Theo Van Gogh tinha apenas 47 anos quando foi assassinado por um terrorista extremista, que não havia gostado da forma como este abordara o Islão no seu filme anterior. Como tributo ao realizador, o seu agente propôs-se a refazer três dos seus filmes em Hollywood, em língua inglesa, cumprindo assim também um sonho do próprio realizador neerlandês.
Entrevista foi o primeiro dessa empreitada. Foi encomendado a Steve Buscemi, que interpretou e realizou este remake do filme homónimo, de 2003. Entrevista é um filme de actores, num só cenário, que é por isso quase teatral. É um jeu de massacre entre um homem e uma mulher. Ele (Steve Buscemi) é um jornalista enfadado pelo trabalho que lhe incutiram de ir entrevistar uma actriz mais célebre pelo tamanho da copa do soutien ou por com quem se deita do que pelo seu talento. E ela (Sienna Miller) é a tal celebridade, cansada por ter de estar ali com mais um jornalista que não a respeita e que, ainda por cima, não consegue disfarçar a rudeza e a inconveniência.
Há um primeiro trunfo em Entrevista que começa ainda antes do início do filme e que é a sua ideia de casting. Ou melhor, o casting específico de Sienna Miller. É que existe na personagem de Katya muito de si própria. Miller, uma modelo que saltou das passarelas e das capas das Vogues deste mundo para o grande ecrã com estrondo e que acabou altamente escrutinada pelos tablóides pela sua relação com Jude Law, o que minou a sua figura pública e, consequentemente, a sua carreira, era o reflexo ideal daquela mulher fictícia idealizada por Van Gogh alguns anos antes. Por isso, chegados ao remake, Miller não era só a escolha óbito, como era também inevitável.
Entrevista é assim uma viagem de altos e baixos, construída pelos diálogos dos dois intervenientes, que desenvolvem uma relação de amor-ódio. A noite avança e, com ela, vamos mergulhando cada vez mais fundo naquelas suas pessoas, percebendo que ninguém é simplesmente aquilo que aparente. Apesar de, inicialmente, nenhum dos dois parecer ficar muito bem na fotografia – e o filme parece sempre querer ficar do lado de Buscemi, o que chega a ser irritante -, no final acabamos por perceber que aqui, tal como na vida, não há heróis e nada é simplesmente preto ou branco. E isso deve-se ao óptimo trabalho de construção das personagens e do texto.

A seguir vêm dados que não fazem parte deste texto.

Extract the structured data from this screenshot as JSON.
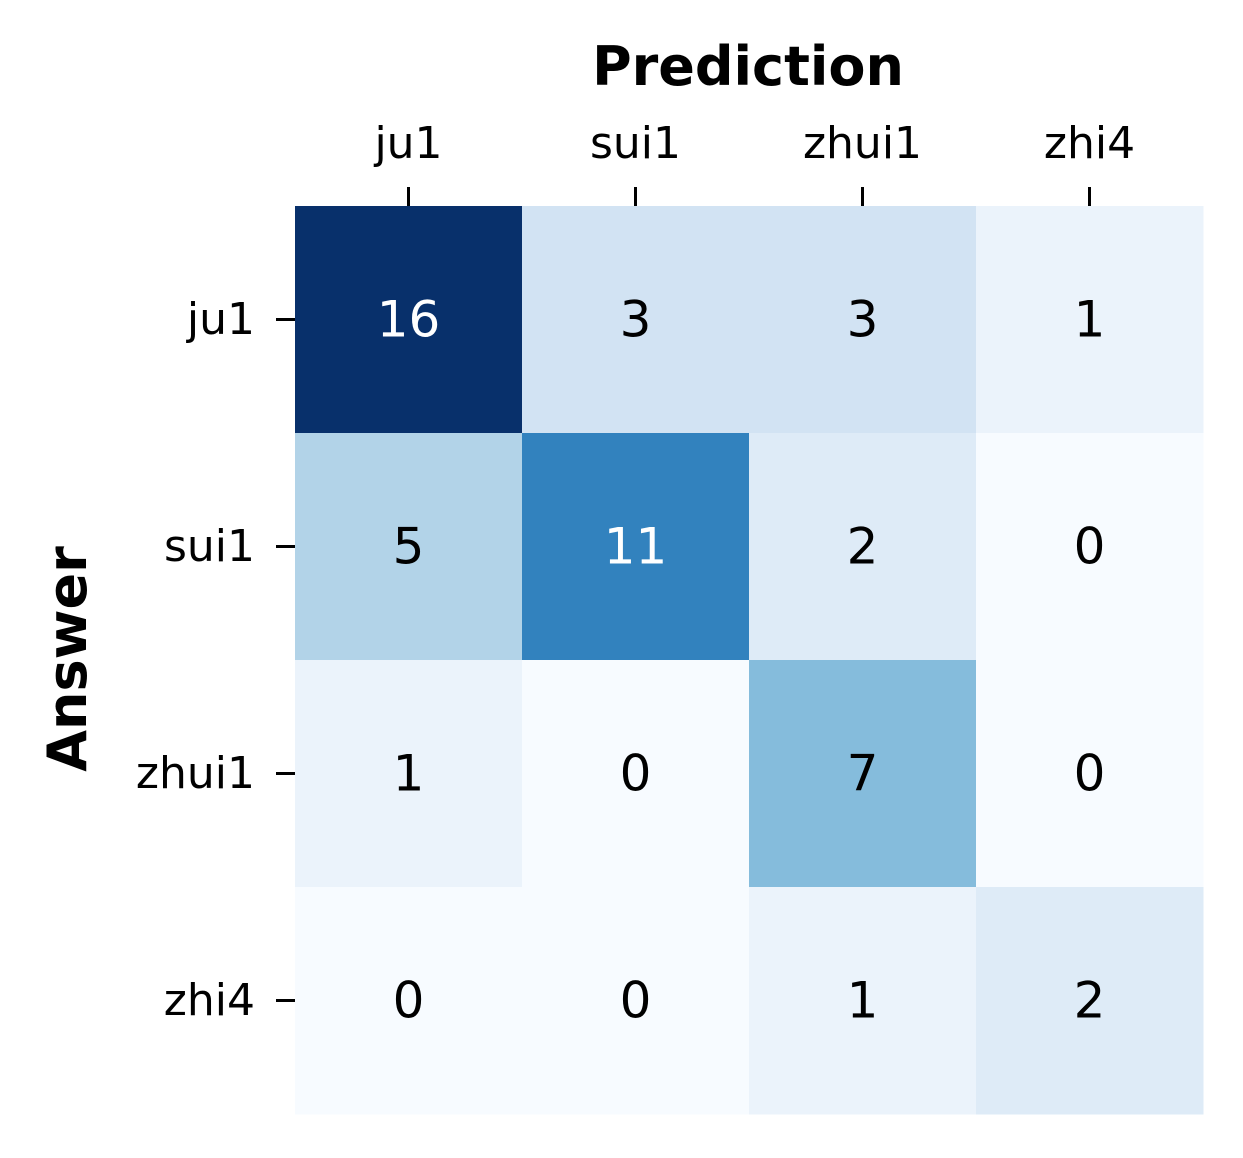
{
  "chart_data": {
    "type": "heatmap",
    "title": "",
    "xlabel": "Prediction",
    "ylabel": "Answer",
    "x_categories": [
      "ju1",
      "sui1",
      "zhui1",
      "zhi4"
    ],
    "y_categories": [
      "ju1",
      "sui1",
      "zhui1",
      "zhi4"
    ],
    "values": [
      [
        16,
        3,
        3,
        1
      ],
      [
        5,
        11,
        2,
        0
      ],
      [
        1,
        0,
        7,
        0
      ],
      [
        0,
        0,
        1,
        2
      ]
    ],
    "color_range": [
      0,
      16
    ],
    "colormap": "Blues",
    "x_axis_position": "top",
    "colorbar": false,
    "grid": false,
    "text_color_dark": "#000000",
    "text_color_light": "#ffffff"
  }
}
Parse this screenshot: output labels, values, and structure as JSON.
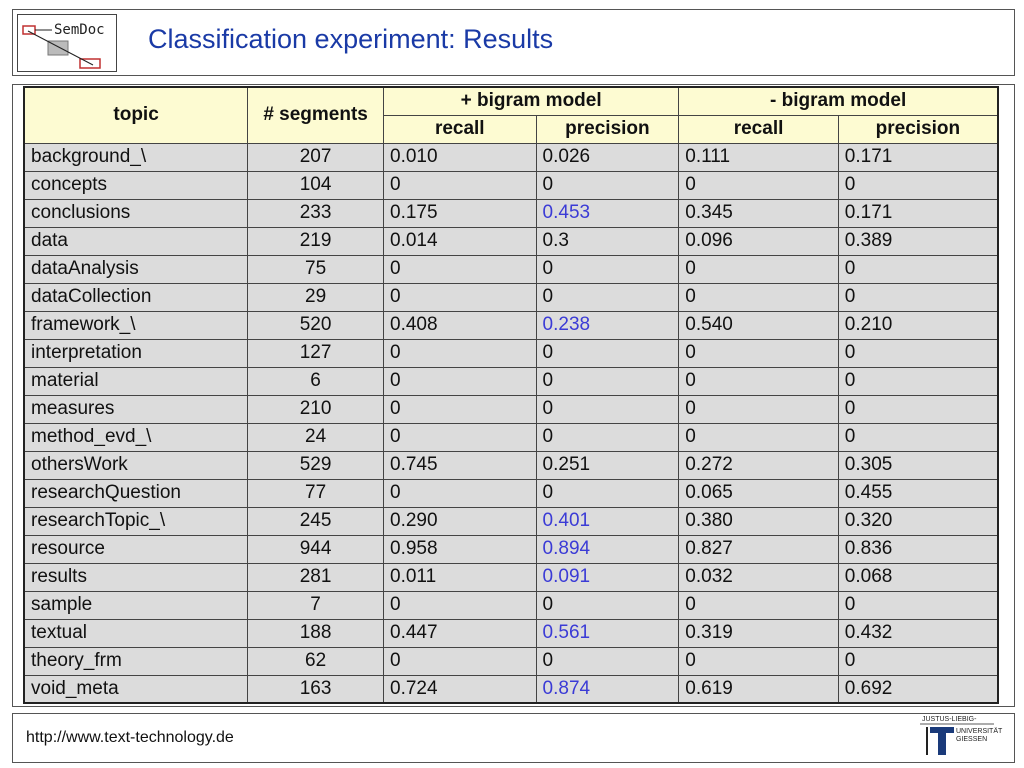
{
  "logo": {
    "text": "SemDoc"
  },
  "title": "Classification experiment: Results",
  "table": {
    "headers": {
      "topic": "topic",
      "segments": "# segments",
      "with_bigram": "+ bigram model",
      "without_bigram": "- bigram model",
      "recall": "recall",
      "precision": "precision"
    },
    "rows": [
      {
        "topic": "background_\\",
        "segments": "207",
        "p_recall": "0.010",
        "p_precision": "0.026",
        "m_recall": "0.111",
        "m_precision": "0.171",
        "highlight": false
      },
      {
        "topic": "concepts",
        "segments": "104",
        "p_recall": "0",
        "p_precision": "0",
        "m_recall": "0",
        "m_precision": "0",
        "highlight": false
      },
      {
        "topic": "conclusions",
        "segments": "233",
        "p_recall": "0.175",
        "p_precision": "0.453",
        "m_recall": "0.345",
        "m_precision": "0.171",
        "highlight": true
      },
      {
        "topic": "data",
        "segments": "219",
        "p_recall": "0.014",
        "p_precision": "0.3",
        "m_recall": "0.096",
        "m_precision": "0.389",
        "highlight": false
      },
      {
        "topic": "dataAnalysis",
        "segments": "75",
        "p_recall": "0",
        "p_precision": "0",
        "m_recall": "0",
        "m_precision": "0",
        "highlight": false
      },
      {
        "topic": "dataCollection",
        "segments": "29",
        "p_recall": "0",
        "p_precision": "0",
        "m_recall": "0",
        "m_precision": "0",
        "highlight": false
      },
      {
        "topic": "framework_\\",
        "segments": "520",
        "p_recall": "0.408",
        "p_precision": "0.238",
        "m_recall": "0.540",
        "m_precision": "0.210",
        "highlight": true
      },
      {
        "topic": "interpretation",
        "segments": "127",
        "p_recall": "0",
        "p_precision": "0",
        "m_recall": "0",
        "m_precision": "0",
        "highlight": false
      },
      {
        "topic": "material",
        "segments": "6",
        "p_recall": "0",
        "p_precision": "0",
        "m_recall": "0",
        "m_precision": "0",
        "highlight": false
      },
      {
        "topic": "measures",
        "segments": "210",
        "p_recall": "0",
        "p_precision": "0",
        "m_recall": "0",
        "m_precision": "0",
        "highlight": false
      },
      {
        "topic": "method_evd_\\",
        "segments": "24",
        "p_recall": "0",
        "p_precision": "0",
        "m_recall": "0",
        "m_precision": "0",
        "highlight": false
      },
      {
        "topic": "othersWork",
        "segments": "529",
        "p_recall": "0.745",
        "p_precision": "0.251",
        "m_recall": "0.272",
        "m_precision": "0.305",
        "highlight": false
      },
      {
        "topic": "researchQuestion",
        "segments": "77",
        "p_recall": "0",
        "p_precision": "0",
        "m_recall": "0.065",
        "m_precision": "0.455",
        "highlight": false
      },
      {
        "topic": "researchTopic_\\",
        "segments": "245",
        "p_recall": "0.290",
        "p_precision": "0.401",
        "m_recall": "0.380",
        "m_precision": "0.320",
        "highlight": true
      },
      {
        "topic": "resource",
        "segments": "944",
        "p_recall": "0.958",
        "p_precision": "0.894",
        "m_recall": "0.827",
        "m_precision": "0.836",
        "highlight": true
      },
      {
        "topic": "results",
        "segments": "281",
        "p_recall": "0.011",
        "p_precision": "0.091",
        "m_recall": "0.032",
        "m_precision": "0.068",
        "highlight": true
      },
      {
        "topic": "sample",
        "segments": "7",
        "p_recall": "0",
        "p_precision": "0",
        "m_recall": "0",
        "m_precision": "0",
        "highlight": false
      },
      {
        "topic": "textual",
        "segments": "188",
        "p_recall": "0.447",
        "p_precision": "0.561",
        "m_recall": "0.319",
        "m_precision": "0.432",
        "highlight": true
      },
      {
        "topic": "theory_frm",
        "segments": "62",
        "p_recall": "0",
        "p_precision": "0",
        "m_recall": "0",
        "m_precision": "0",
        "highlight": false
      },
      {
        "topic": "void_meta",
        "segments": "163",
        "p_recall": "0.724",
        "p_precision": "0.874",
        "m_recall": "0.619",
        "m_precision": "0.692",
        "highlight": true
      }
    ]
  },
  "footer": {
    "url": "http://www.text-technology.de",
    "university_logo": [
      "JUSTUS-LIEBIG-",
      "UNIVERSITÄT",
      "GIESSEN"
    ]
  },
  "colors": {
    "title": "#1a3aa6",
    "header_fill": "#fdfbd2",
    "cell_fill": "#dcdcdc",
    "highlight_text": "#3b3bd6"
  }
}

É certo que, por vezes, estes parecem dar esticões muito fortes, para saltar de um tema para o outro, e é verdade que, no final, há uma espécie de twist meio desnecessário, como se tivesse a obrigação de alguém sair por cima daquela discussão, mas a verdade é que Entrevista é um simples e eficiente McChicken. E prova pela enésima vez que, para um filme ser bem sucedido, basta apenas uma boa história.